His closed eyes are swollen, and the scent of cherries is almost completely overrun by the smell of burnt skin and ointment.

“Down, baby.” Connall tries to make the words gentle as he lets his omega’s feet settle on the floor. He hopes his face does not betray how hard it is to hold his wolf back.

“Con?” Soren asks from behind his mask, and there is a brief skirmish as Elias tries, for the second time, to keep it on.

Connall does not wait for his mate to untangle himself from Elias and the oxygen mask. He only meets him at the end of the cot with his arms wide.

Soren settles against him at once, nose in his neck, unable to hide the wheeze in every breath.

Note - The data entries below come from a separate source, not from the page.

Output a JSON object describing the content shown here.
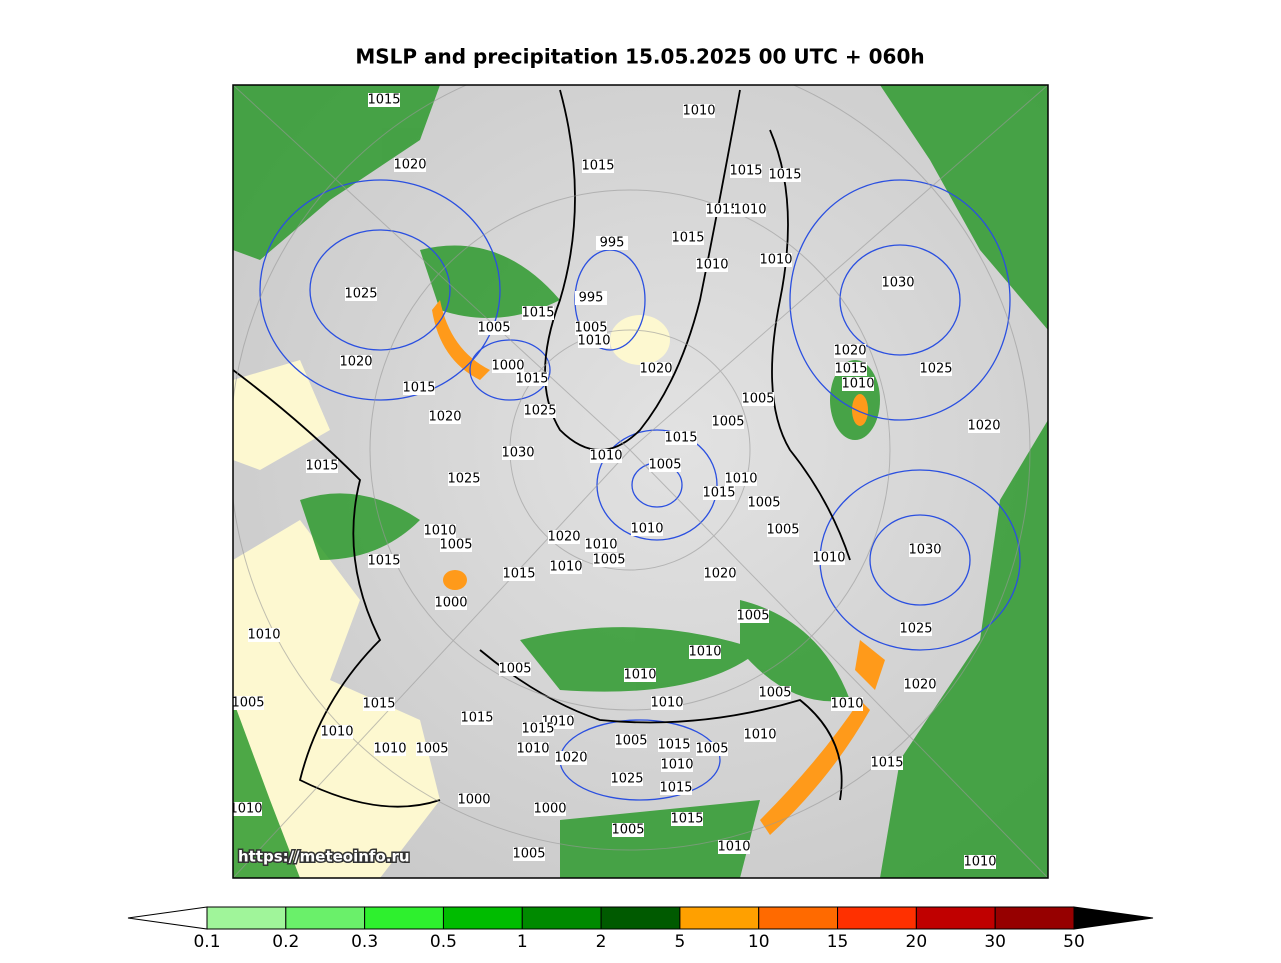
{
  "title": "MSLP and precipitation 15.05.2025 00 UTC + 060h",
  "watermark": "https://meteoinfo.ru",
  "isobar_labels": [
    "1015",
    "1010",
    "1020",
    "1015",
    "1015",
    "1015",
    "1015",
    "1010",
    "995",
    "1015",
    "1010",
    "1010",
    "1025",
    "995",
    "1030",
    "1005",
    "1015",
    "1005",
    "1010",
    "1020",
    "1020",
    "1000",
    "1015",
    "1020",
    "1015",
    "1010",
    "1025",
    "1015",
    "1020",
    "1025",
    "1005",
    "1005",
    "1020",
    "1015",
    "1030",
    "1010",
    "1005",
    "1015",
    "1025",
    "1010",
    "1015",
    "1005",
    "1010",
    "1005",
    "1020",
    "1010",
    "1010",
    "1005",
    "1015",
    "1010",
    "1015",
    "1020",
    "1010",
    "1030",
    "1005",
    "1000",
    "1005",
    "1010",
    "1025",
    "1010",
    "1005",
    "1010",
    "1020",
    "1005",
    "1015",
    "1010",
    "1005",
    "1010",
    "1015",
    "1010",
    "1015",
    "1010",
    "1010",
    "1010",
    "1005",
    "1010",
    "1020",
    "1005",
    "1015",
    "1005",
    "1015",
    "1010",
    "1025",
    "1015",
    "1000",
    "1000",
    "1010",
    "1005",
    "1015",
    "1010",
    "1005",
    "1010"
  ],
  "colorbar": {
    "levels": [
      0.1,
      0.2,
      0.3,
      0.5,
      1,
      2,
      5,
      10,
      15,
      20,
      30,
      50
    ],
    "colors": [
      "#a0f59a",
      "#6af06a",
      "#2ef02e",
      "#00bc00",
      "#008a00",
      "#005a00",
      "#ffa000",
      "#ff6a00",
      "#ff3000",
      "#c00000",
      "#960000"
    ],
    "under_color": "#ffffff",
    "over_color": "#000000"
  }
}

“You should at least wear the mask. I can hear you struggling.” Connall runs his hands down Soren’s back and over his ass, squeezing gently just to remind himself that he can. That his bonded mate is still here. “Little mouse, can you help him—”

Once the mask is back over Soren’s face, Elias presses into Connall’s side, pulling Isaac along with him. The feel of his mates surrounding him helps slow the thundering of his heart, their scents tangled with the smell of smoke that Connall thinks he may never get out of his nose.

“We’re okay,” Elias murmurs. “We’re okay.”

With his gaze on Quinn and the steady rhythm of the ventilator in his ears, Connall has to wonder if that is really true. Not with Quinn lying so still, and not with the Kaian-shaped gap beneath his arm.